Er hob eine Hand und ließ sie unsicher neben meiner Wange in der Luft schweben. »Tut es weh?«

»Natürlich nicht. Es fühlt sich so an, als wäre nie was gewesen.«

Seine Finger strichen über die neue Haut. Es prickelte, aber das kam von seiner Berührung. Dann wandte er sich wieder den praktischen Fragen zu.

»Haben sie Verdacht geschöpft? Glaubst du, sie werden die Sucher benachrichtigen?«

»Nein.
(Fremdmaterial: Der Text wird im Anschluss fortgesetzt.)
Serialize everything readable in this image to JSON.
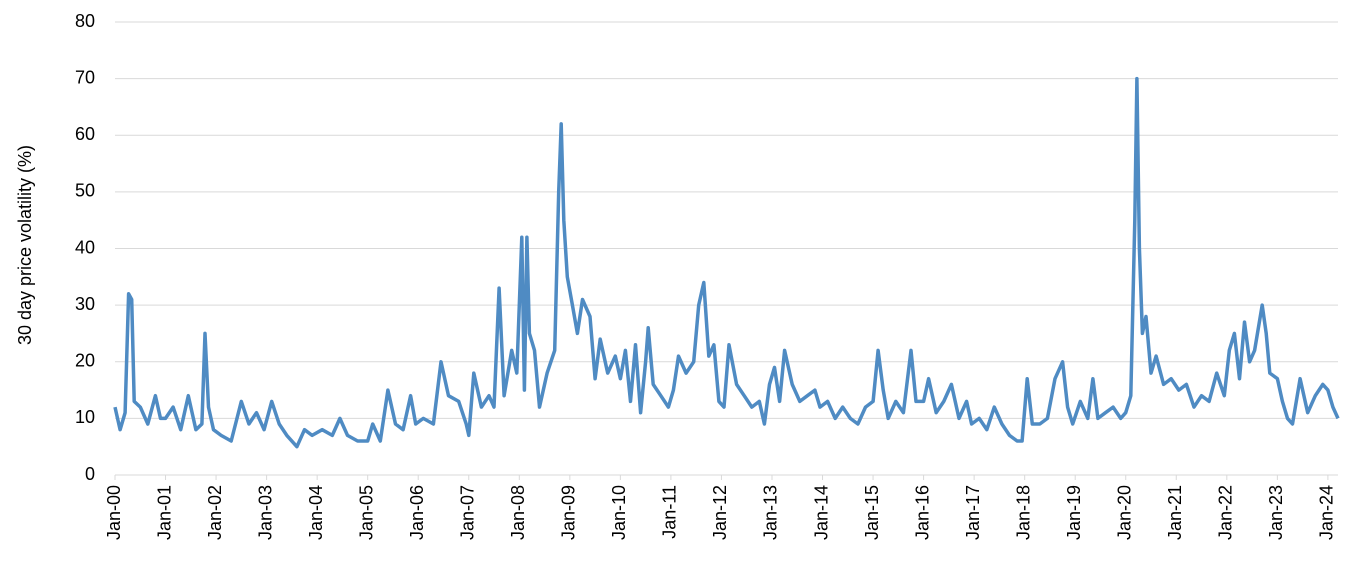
{
  "chart_data": {
    "type": "line",
    "ylabel": "30 day price volatility (%)",
    "xlim": [
      2000,
      2024.2
    ],
    "xticks": [
      {
        "value": 2000,
        "label": "Jan-00"
      },
      {
        "value": 2001,
        "label": "Jan-01"
      },
      {
        "value": 2002,
        "label": "Jan-02"
      },
      {
        "value": 2003,
        "label": "Jan-03"
      },
      {
        "value": 2004,
        "label": "Jan-04"
      },
      {
        "value": 2005,
        "label": "Jan-05"
      },
      {
        "value": 2006,
        "label": "Jan-06"
      },
      {
        "value": 2007,
        "label": "Jan-07"
      },
      {
        "value": 2008,
        "label": "Jan-08"
      },
      {
        "value": 2009,
        "label": "Jan-09"
      },
      {
        "value": 2010,
        "label": "Jan-10"
      },
      {
        "value": 2011,
        "label": "Jan-11"
      },
      {
        "value": 2012,
        "label": "Jan-12"
      },
      {
        "value": 2013,
        "label": "Jan-13"
      },
      {
        "value": 2014,
        "label": "Jan-14"
      },
      {
        "value": 2015,
        "label": "Jan-15"
      },
      {
        "value": 2016,
        "label": "Jan-16"
      },
      {
        "value": 2017,
        "label": "Jan-17"
      },
      {
        "value": 2018,
        "label": "Jan-18"
      },
      {
        "value": 2019,
        "label": "Jan-19"
      },
      {
        "value": 2020,
        "label": "Jan-20"
      },
      {
        "value": 2021,
        "label": "Jan-21"
      },
      {
        "value": 2022,
        "label": "Jan-22"
      },
      {
        "value": 2023,
        "label": "Jan-23"
      },
      {
        "value": 2024,
        "label": "Jan-24"
      }
    ],
    "ylim": [
      0,
      80
    ],
    "yticks": [
      0,
      10,
      20,
      30,
      40,
      50,
      60,
      70,
      80
    ],
    "grid": true,
    "series": [
      {
        "color": "#4f8bc3",
        "x": [
          2000.0,
          2000.1,
          2000.2,
          2000.27,
          2000.33,
          2000.38,
          2000.5,
          2000.65,
          2000.8,
          2000.9,
          2001.0,
          2001.15,
          2001.3,
          2001.45,
          2001.6,
          2001.72,
          2001.78,
          2001.85,
          2001.95,
          2002.1,
          2002.3,
          2002.5,
          2002.65,
          2002.8,
          2002.95,
          2003.1,
          2003.25,
          2003.4,
          2003.6,
          2003.75,
          2003.9,
          2004.1,
          2004.3,
          2004.45,
          2004.6,
          2004.8,
          2005.0,
          2005.1,
          2005.25,
          2005.4,
          2005.55,
          2005.7,
          2005.85,
          2005.95,
          2006.1,
          2006.3,
          2006.45,
          2006.6,
          2006.8,
          2006.95,
          2007.0,
          2007.1,
          2007.25,
          2007.4,
          2007.5,
          2007.6,
          2007.7,
          2007.85,
          2007.95,
          2008.05,
          2008.1,
          2008.15,
          2008.2,
          2008.3,
          2008.4,
          2008.55,
          2008.7,
          2008.78,
          2008.83,
          2008.88,
          2008.95,
          2009.05,
          2009.15,
          2009.25,
          2009.4,
          2009.5,
          2009.6,
          2009.75,
          2009.9,
          2010.0,
          2010.1,
          2010.2,
          2010.3,
          2010.4,
          2010.5,
          2010.55,
          2010.65,
          2010.8,
          2010.95,
          2011.05,
          2011.15,
          2011.3,
          2011.45,
          2011.55,
          2011.65,
          2011.75,
          2011.85,
          2011.95,
          2012.05,
          2012.15,
          2012.3,
          2012.45,
          2012.6,
          2012.75,
          2012.85,
          2012.95,
          2013.05,
          2013.15,
          2013.25,
          2013.4,
          2013.55,
          2013.7,
          2013.85,
          2013.95,
          2014.1,
          2014.25,
          2014.4,
          2014.55,
          2014.7,
          2014.85,
          2015.0,
          2015.1,
          2015.2,
          2015.3,
          2015.45,
          2015.6,
          2015.75,
          2015.85,
          2016.0,
          2016.1,
          2016.25,
          2016.4,
          2016.55,
          2016.7,
          2016.85,
          2016.95,
          2017.1,
          2017.25,
          2017.4,
          2017.55,
          2017.7,
          2017.85,
          2017.95,
          2018.05,
          2018.15,
          2018.3,
          2018.45,
          2018.6,
          2018.75,
          2018.85,
          2018.95,
          2019.1,
          2019.25,
          2019.35,
          2019.45,
          2019.6,
          2019.75,
          2019.9,
          2020.0,
          2020.1,
          2020.18,
          2020.22,
          2020.27,
          2020.33,
          2020.4,
          2020.5,
          2020.6,
          2020.75,
          2020.9,
          2021.05,
          2021.2,
          2021.35,
          2021.5,
          2021.65,
          2021.8,
          2021.95,
          2022.05,
          2022.15,
          2022.25,
          2022.35,
          2022.45,
          2022.55,
          2022.7,
          2022.78,
          2022.85,
          2023.0,
          2023.1,
          2023.2,
          2023.3,
          2023.45,
          2023.6,
          2023.75,
          2023.9,
          2024.0,
          2024.1,
          2024.2
        ],
        "values": [
          12,
          8,
          11,
          32,
          31,
          13,
          12,
          9,
          14,
          10,
          10,
          12,
          8,
          14,
          8,
          9,
          25,
          12,
          8,
          7,
          6,
          13,
          9,
          11,
          8,
          13,
          9,
          7,
          5,
          8,
          7,
          8,
          7,
          10,
          7,
          6,
          6,
          9,
          6,
          15,
          9,
          8,
          14,
          9,
          10,
          9,
          20,
          14,
          13,
          9,
          7,
          18,
          12,
          14,
          12,
          33,
          14,
          22,
          18,
          42,
          15,
          42,
          25,
          22,
          12,
          18,
          22,
          50,
          62,
          45,
          35,
          30,
          25,
          31,
          28,
          17,
          24,
          18,
          21,
          17,
          22,
          13,
          23,
          11,
          20,
          26,
          16,
          14,
          12,
          15,
          21,
          18,
          20,
          30,
          34,
          21,
          23,
          13,
          12,
          23,
          16,
          14,
          12,
          13,
          9,
          16,
          19,
          13,
          22,
          16,
          13,
          14,
          15,
          12,
          13,
          10,
          12,
          10,
          9,
          12,
          13,
          22,
          15,
          10,
          13,
          11,
          22,
          13,
          13,
          17,
          11,
          13,
          16,
          10,
          13,
          9,
          10,
          8,
          12,
          9,
          7,
          6,
          6,
          17,
          9,
          9,
          10,
          17,
          20,
          12,
          9,
          13,
          10,
          17,
          10,
          11,
          12,
          10,
          11,
          14,
          45,
          70,
          40,
          25,
          28,
          18,
          21,
          16,
          17,
          15,
          16,
          12,
          14,
          13,
          18,
          14,
          22,
          25,
          17,
          27,
          20,
          22,
          30,
          25,
          18,
          17,
          13,
          10,
          9,
          17,
          11,
          14,
          16,
          15,
          12,
          10
        ]
      }
    ]
  }
}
Ich habe dir doch gesagt, dass sie nicht misstrauisch sind. Sie haben noch nicht einmal meine Augen untersucht. Ich war verletzt, also haben sie mich geheilt.« Ich zuckte mit den Schultern.
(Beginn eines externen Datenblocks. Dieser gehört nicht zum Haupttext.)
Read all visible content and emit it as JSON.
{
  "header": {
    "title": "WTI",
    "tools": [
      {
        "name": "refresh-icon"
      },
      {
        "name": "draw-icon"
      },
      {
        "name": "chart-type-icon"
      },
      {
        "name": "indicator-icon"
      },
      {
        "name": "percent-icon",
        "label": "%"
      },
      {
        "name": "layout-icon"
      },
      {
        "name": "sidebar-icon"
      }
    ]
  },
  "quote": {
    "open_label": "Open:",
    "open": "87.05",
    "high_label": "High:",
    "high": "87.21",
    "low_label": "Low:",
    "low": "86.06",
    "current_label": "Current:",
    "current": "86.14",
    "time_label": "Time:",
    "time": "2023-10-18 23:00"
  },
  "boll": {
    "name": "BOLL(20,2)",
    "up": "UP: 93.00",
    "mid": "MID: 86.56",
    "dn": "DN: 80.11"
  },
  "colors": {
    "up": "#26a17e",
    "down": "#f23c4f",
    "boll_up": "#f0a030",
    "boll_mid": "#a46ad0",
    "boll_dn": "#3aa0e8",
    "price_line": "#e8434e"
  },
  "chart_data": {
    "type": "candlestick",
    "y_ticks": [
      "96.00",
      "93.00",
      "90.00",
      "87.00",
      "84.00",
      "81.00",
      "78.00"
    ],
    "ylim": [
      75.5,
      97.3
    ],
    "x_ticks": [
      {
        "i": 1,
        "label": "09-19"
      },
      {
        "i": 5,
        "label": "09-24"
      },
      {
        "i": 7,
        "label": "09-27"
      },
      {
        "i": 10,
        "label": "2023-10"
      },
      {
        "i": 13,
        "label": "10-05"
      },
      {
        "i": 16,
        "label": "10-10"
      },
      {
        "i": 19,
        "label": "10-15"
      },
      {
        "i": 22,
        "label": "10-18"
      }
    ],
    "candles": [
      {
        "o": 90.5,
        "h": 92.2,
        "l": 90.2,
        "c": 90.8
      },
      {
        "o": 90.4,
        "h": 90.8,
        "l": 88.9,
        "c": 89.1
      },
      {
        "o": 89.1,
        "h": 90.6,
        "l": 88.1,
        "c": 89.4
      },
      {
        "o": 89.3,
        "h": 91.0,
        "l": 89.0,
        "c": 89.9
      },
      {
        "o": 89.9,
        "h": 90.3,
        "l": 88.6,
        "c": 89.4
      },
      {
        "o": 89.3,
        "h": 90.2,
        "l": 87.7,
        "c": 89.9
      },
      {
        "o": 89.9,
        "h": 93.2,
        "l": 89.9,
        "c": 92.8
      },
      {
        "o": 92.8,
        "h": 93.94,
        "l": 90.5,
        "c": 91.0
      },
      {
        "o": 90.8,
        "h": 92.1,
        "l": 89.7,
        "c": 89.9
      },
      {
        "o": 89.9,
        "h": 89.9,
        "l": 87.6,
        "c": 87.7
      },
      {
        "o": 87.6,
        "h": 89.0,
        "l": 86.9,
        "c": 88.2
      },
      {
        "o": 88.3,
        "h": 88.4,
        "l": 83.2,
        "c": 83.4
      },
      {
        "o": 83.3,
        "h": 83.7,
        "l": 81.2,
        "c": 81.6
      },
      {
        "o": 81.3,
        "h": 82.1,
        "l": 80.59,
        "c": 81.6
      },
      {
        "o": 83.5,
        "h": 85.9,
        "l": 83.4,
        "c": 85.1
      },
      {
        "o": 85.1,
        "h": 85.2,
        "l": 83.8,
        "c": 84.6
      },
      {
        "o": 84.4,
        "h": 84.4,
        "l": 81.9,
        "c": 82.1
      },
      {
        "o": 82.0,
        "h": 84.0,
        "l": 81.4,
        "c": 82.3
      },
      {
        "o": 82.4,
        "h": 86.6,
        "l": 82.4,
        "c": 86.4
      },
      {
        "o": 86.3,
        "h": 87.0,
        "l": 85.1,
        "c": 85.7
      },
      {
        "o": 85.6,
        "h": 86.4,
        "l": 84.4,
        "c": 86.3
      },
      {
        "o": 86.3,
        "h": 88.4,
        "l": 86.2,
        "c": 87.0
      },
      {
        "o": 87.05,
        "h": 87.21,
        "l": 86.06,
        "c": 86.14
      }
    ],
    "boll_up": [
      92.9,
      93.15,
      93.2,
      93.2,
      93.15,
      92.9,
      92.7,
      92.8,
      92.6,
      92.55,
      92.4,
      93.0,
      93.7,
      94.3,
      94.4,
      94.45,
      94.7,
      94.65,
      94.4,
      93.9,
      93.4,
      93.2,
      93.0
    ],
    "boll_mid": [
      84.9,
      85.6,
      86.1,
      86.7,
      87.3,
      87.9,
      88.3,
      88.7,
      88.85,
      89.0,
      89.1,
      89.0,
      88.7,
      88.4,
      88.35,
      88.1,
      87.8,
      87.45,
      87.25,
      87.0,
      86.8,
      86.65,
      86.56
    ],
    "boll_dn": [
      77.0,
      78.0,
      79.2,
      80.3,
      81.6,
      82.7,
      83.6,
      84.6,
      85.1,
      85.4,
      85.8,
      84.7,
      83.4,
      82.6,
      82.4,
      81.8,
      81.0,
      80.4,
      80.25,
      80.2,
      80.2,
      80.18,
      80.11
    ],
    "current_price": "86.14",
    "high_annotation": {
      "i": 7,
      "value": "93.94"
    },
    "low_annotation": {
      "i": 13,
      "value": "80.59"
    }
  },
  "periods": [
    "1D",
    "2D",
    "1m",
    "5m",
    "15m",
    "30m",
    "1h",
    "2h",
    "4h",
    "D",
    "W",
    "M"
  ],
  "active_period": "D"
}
»Was hast du bekommen?«, fragte er und öffnete hastig den Rucksack.

»Das Richtige für Jamie … wenn wir es rechtzeitig zurück schaffen« Ich warf unwillkürlich einen Blick auf die Uhr am Armaturenbrett, obwohl sie nicht die richtige Zeit anzeigte. »Und noch mehr für die Zukunft. Ich habe nur Sachen mitgenommen, von denen ich wusste, was es ist.«

»Wir sind bestimmt rechtzeitig zurück«, versprach er. Er untersuchte die weißen Behälter. »Glättung?«

»Nicht unbedingt notwendig, aber ich weiß, wie es funktioniert, daher …«

Er nickte und wühlte in der Tasche herum. Er murmelte die Namen vor sich hin. »Schmerzlos? Funktioniert das?«

Ich lachte. »Es ist unglaublich. Wenn du dir das Messer in den Arm rammst, zeige ich es dir … Das war ein Witz.«

»Ich weiß.«

Er sah mich mit einem Gesichtsausdruck an, den ich nicht deuten konnte. Er hatte die Augen weit aufgerissen, als hätte ihn irgendetwas zutiefst überrascht.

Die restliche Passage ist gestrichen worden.